Background Common variable immunodeficiency (CVID) is usually well controlled with immunoglobulin substitution and immunomodulatory drugs. A subgroup of patients has a complicated disease course with ...high mortality. For these patients, investigation of more invasive, potentially curative treatments, such as allogeneic hematopoietic stem cell transplantation (HSCT), is warranted. Objective We sought to define the outcomes of HSCT for patients with CVID. Methods Retrospective data were collected from 14 centers worldwide on patients with CVID receiving HSCT between 1993 and 2012. Results Twenty-five patients with CVID, which was defined according to international criteria, aged 8 to 50 years at the time of transplantation were included in the study. The indication for HSCT was immunologic dysregulation in the majority of patients.
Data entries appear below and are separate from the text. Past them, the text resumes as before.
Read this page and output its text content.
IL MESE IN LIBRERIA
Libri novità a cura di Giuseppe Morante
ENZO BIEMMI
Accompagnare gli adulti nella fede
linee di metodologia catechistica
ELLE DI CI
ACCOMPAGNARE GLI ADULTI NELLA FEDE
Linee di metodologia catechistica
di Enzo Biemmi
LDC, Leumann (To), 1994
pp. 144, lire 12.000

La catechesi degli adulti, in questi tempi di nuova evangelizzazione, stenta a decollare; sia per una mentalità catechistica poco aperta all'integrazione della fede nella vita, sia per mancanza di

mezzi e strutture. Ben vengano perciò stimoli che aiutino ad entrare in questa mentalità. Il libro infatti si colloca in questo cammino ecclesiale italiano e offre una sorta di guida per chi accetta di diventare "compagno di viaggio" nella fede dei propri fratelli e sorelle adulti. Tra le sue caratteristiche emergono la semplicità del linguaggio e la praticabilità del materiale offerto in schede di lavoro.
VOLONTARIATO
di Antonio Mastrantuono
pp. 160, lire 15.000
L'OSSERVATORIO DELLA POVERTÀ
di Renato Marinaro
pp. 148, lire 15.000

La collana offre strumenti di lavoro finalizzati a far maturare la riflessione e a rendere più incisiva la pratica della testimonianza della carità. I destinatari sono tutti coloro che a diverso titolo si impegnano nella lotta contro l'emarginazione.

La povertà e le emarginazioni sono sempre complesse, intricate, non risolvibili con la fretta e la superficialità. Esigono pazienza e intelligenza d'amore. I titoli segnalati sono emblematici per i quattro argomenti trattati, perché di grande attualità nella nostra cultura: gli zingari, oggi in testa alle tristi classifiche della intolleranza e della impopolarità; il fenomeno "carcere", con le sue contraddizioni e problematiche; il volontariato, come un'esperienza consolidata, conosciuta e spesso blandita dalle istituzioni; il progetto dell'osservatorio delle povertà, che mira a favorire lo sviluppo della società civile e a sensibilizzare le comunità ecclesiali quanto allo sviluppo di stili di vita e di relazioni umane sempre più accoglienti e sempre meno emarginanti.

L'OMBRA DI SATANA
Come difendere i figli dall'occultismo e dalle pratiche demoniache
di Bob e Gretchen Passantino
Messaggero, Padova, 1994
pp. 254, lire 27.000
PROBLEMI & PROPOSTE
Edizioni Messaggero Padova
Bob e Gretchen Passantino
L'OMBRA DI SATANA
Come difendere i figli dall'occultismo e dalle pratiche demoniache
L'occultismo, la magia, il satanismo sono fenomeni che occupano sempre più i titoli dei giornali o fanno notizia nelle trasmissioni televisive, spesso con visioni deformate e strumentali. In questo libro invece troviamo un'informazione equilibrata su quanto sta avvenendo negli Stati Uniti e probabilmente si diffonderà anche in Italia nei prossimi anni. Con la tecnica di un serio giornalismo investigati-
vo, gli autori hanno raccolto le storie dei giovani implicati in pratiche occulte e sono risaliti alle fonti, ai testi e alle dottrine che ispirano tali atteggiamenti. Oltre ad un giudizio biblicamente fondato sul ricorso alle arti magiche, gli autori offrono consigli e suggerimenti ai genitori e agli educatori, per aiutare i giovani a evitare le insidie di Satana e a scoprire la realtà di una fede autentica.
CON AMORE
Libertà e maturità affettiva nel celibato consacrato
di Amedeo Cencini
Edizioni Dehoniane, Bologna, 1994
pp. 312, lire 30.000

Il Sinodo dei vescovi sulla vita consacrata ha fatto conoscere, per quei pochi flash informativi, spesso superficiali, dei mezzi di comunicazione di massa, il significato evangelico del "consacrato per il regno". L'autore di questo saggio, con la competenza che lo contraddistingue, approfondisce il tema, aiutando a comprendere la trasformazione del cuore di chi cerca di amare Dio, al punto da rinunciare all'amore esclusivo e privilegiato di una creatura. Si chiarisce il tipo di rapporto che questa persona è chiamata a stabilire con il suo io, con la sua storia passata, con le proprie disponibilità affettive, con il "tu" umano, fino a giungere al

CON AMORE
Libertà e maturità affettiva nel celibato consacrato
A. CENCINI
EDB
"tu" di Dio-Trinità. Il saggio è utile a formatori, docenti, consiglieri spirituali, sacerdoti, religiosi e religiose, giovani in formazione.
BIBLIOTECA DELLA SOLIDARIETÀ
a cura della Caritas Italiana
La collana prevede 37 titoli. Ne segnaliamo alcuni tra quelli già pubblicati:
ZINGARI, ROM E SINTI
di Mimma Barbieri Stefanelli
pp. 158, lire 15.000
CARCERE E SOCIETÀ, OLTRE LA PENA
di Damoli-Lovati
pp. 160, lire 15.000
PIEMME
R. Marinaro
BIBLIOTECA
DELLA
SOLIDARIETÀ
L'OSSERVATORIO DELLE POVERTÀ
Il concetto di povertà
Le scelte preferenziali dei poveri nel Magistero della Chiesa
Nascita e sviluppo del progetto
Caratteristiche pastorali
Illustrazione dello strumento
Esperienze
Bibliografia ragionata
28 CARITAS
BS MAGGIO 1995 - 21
The overall survival rate was 48%, and the survival rate for patients undergoing transplantation for lymphoma was 83%. The major causes of death were treatment-refractory graft-versus-host disease accompanied by poor immune reconstitution and infectious complications. Immunoglobulin substitution was stopped in 50% of surviving patients. In 92% of surviving patients, the condition constituting the indication for HSCT resolved. Conclusion This multicenter study demonstrated that HSCT in patients with CVID was beneficial in most surviving patients; however, there was a high mortality associated with the procedure. Therefore this therapeutic approach should only be considered in carefully selected patients in whom there has been extensive characterization of the immunologic and/or genetic defect underlying the CVID diagnosis. Criteria for patient selection, refinement of the transplantation protocol, and timing are needed for an improved outcome.